Recent prison stories have included one of a man fighting off prison staff with a lit cigarette and another who assaulted other inmates for knifing her husband in prison.

So it’s no surprise that prison has caused problems in the past. Arthur Labinjo-Hughes, the brother of murder victim Arthur Hughes, took his own life in 1996 and it is understood that the former jail worker was harassed by staff.

Says Shaun Mason, Ealing Crown Court defence barrister who acted as the Hughes’ solicitor, “The prison governor contacted Paul Butler, the shop steward and said that he did not think Arthur was coping very well with the way he was treated by prison staff and they would be making a complaint.”

In 2004, Labinjo-Hughes’ now ex-wife Helen Hughes was convicted of murdering her son, Arthur Hughes, by repeatedly stabbing him with a kitchen knife. In 2004 she was sentenced to life imprisonment.

After being jailed for murder, Hughes was sent to Woolwich prison. He was not feeling well and the prison put him in an isolation cell. When her then-husband went to visit her in prison, Hughes was seen writing a note to his mother-in-law saying, “The only reason I got here is because of you. Leave me alone. If you do that I won’t do anything. If I ever abuse you, it will be because of you and the punishment you inflict on me. Remember that one day I will come back and see you so I know I am looking at you. If you don’t leave me alone, I will do that.”

Hughes did end up leaving his mother in the isolation cell but that was because his cell had been broken into and he had been attacked with shards of glass. Hughes became depressed and began to self-harm. In 2005 Hughes was found hanged in his cell in the segregation unit.

Labinjo-Hughes’ daughter, Robin Liechti, said her father was “livid” at his treatment by the prison service. It was this “brutal and clear-cut campaign of psychological torture” that led to his suicide, she said.

In February 2006, two years after Hughes’ death, prison staff discovered that Labinjo-Hughes had failed to remove a lethal level of iron in his food supply. The prison had let Labinjo-Hughes down, said the trial judge, Mr Justice Reynolds.

Sentenced to five years imprisonment, Mark Lambert was spared a minimum term after he admitted he was aware of the danger but kept a hostile relationship with Labinjo-Hughes and bullied him so hard that he committed suicide.

The prison service admitted that he could not tolerate the increased stress of being incarcerated with Hughes and so Lambert said he persuaded him to commit suicide. Lambert was sentenced to 11 years imprisonment.

Hughes’ father, Andrew Hughes, told me that he was “astonished at how bad it was. He knew that he had done the right thing. He just needed a better relationship.” He said that his son suffered terrible bullying by prison staff.

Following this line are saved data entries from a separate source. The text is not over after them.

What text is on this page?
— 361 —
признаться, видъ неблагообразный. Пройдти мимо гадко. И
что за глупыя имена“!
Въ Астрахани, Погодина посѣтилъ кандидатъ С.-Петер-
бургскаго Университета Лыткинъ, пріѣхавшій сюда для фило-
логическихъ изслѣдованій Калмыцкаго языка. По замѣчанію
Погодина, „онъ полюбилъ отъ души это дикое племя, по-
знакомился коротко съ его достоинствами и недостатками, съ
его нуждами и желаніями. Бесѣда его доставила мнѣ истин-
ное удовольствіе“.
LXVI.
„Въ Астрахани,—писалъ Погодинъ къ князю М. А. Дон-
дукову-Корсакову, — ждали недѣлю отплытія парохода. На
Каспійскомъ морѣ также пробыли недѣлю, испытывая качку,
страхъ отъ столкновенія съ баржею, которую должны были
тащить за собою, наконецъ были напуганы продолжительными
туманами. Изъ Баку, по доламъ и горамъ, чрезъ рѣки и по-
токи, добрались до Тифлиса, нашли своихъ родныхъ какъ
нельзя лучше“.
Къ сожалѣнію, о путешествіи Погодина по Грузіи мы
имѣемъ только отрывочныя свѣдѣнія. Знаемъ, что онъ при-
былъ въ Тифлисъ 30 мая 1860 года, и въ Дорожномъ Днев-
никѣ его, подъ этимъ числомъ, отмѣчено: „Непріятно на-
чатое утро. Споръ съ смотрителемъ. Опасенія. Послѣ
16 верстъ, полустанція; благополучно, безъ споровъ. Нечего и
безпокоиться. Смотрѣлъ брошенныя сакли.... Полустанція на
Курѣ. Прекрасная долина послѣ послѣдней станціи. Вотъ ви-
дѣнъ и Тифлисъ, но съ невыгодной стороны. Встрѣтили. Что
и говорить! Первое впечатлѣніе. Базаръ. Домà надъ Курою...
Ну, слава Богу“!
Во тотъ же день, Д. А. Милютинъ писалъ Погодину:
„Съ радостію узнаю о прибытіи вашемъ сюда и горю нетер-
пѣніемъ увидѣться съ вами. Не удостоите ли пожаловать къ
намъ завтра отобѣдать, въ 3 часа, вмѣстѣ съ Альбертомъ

Other prisoners gave similar accounts. Paul Butler, shop steward at the time, told BBC News in 2006 that when Hughes died in prison he felt they had “no chance at all”.

Sometimes inmates become disturbed by what they see in prison. According to Detective Sergeant Heather McIlveen, who worked on the Hughes case, inmates “try to stir things up to see if they can cause damage”.

McIlveen, who is now a lawyer, says that some of the offences that have involved prison staff include assault, criminal damage, serious assault of an inmate and abusive behaviour. Most of the time, says McIlveen, the role of prison staff is to put an end to the offending behaviour.

Prisoners can become very upset by what they see in prison and the nature of the prison service often works against inmates in terms of whether or not they can effectively live in prison with their families. “There is so much else happening,” says McIlveen. “The environment in prisons is very bad and people are set up to fail.”